Almonds show up in a number of historical texts. By the time printing and writing took over, almond domestication was well underway. There were a number of poisons that one could use. First off, there were plant-based poisons. There was another plant named the Aconitum that was an efficient poison. Then there were types of frogs that are covered in layers of poison to dissuade predators from eating them. In addition, minerals such as mercury and lead contain toxic metals to humans. There were a number of poisons available in Japan.

Ninja And Their Uses Of Poison

Poisons made from mineral, plant, and animal sources had differing effects on humans. Sometimes potent enough to kill but also to incapacitate. Warriors might want to put the enemy to sleep, paralyze him, or make him shake with laughter.

Naturally, Almond trees are found all over the world. This poison gives these trees a great defense mechanism from animals. As time went on, humans worked to remove poison from this food, and now it is a stable food crop. Thanks to modern domestication efforts, sweet almonds are delicious and safe to eat. No more Cyanide in the modern almond.

Ninja With A Sword Posing

Ninja or Shinobi were a covert agent or mercenaries in feudal Japan. They were employed for espionage, infiltration, deception, and ambush. Their skills in ninjutsu made them formidable fighters. The ninja history with almond poison is found in the historical text and also many other forms of poison covering their weapons.

Blades, darts, and arrows were tipped with poison for use in assassinations. The Japanese blowgun, or Fukiya, is known around the world as a tool of assassination. Dipped in poison, a dart from the blowgun can be hidden anywhere. Poison was readily available to the shinobi and was used often. The Japanese Samurai and Ninja and their use of almonds as a poison kept with their training and strategy. Their focus is on using a minimum of strikes to win any combat.

Two Ninja's Facing Off, ninja history with almonds.

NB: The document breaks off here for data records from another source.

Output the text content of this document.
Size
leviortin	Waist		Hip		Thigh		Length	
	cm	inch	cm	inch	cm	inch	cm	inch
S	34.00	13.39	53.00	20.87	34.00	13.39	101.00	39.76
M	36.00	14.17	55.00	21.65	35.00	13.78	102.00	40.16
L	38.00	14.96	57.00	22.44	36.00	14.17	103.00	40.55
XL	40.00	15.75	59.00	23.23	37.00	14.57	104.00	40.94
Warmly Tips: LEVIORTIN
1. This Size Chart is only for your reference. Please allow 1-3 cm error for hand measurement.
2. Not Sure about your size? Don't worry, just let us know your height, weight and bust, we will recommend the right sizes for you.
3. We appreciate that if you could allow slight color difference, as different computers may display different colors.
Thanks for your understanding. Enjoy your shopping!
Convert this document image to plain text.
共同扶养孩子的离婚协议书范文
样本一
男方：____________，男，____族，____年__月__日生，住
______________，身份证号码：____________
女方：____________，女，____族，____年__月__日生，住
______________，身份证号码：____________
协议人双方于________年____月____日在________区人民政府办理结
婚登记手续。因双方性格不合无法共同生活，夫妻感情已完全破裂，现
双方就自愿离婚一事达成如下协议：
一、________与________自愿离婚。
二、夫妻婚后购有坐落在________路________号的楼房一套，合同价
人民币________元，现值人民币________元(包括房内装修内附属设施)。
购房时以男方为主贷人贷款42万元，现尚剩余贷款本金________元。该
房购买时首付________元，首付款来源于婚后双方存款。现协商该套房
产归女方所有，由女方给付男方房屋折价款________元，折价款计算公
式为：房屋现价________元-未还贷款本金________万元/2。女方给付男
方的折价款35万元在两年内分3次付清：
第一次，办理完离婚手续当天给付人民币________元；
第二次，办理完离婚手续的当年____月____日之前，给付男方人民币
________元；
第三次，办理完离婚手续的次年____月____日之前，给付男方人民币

Poison Weapons For Assassination

When a weapon is poisoned for added lethality, it is often a dagger. However, arrows, darts, and swords can also be poisoned. The poison is usually either instant or takes effect later. It is important to note that the poison being fatal is not always the case. Oftentimes, the poison will weaken, paralyze, or disorient the target instead. This occurs for a variety of reasons, such as wanting to capture them alive or avoiding accidentally killing oneself. In some cases, though, the intent may be to actually kill the target with their own hand. Knowing they only stand a chance against them if they’re weakened first can give the poisoner an advantage.

Ninjas and their use of almonds as poison.

Slowly, over the years, more people chose to grow edible almond varieties and not poisonous varieties. That has led almonds to become a multi-billion dollar industry. The history of almonds from a poison to a stable crop shows the ingenuity of the farmer to make almonds available worldwide.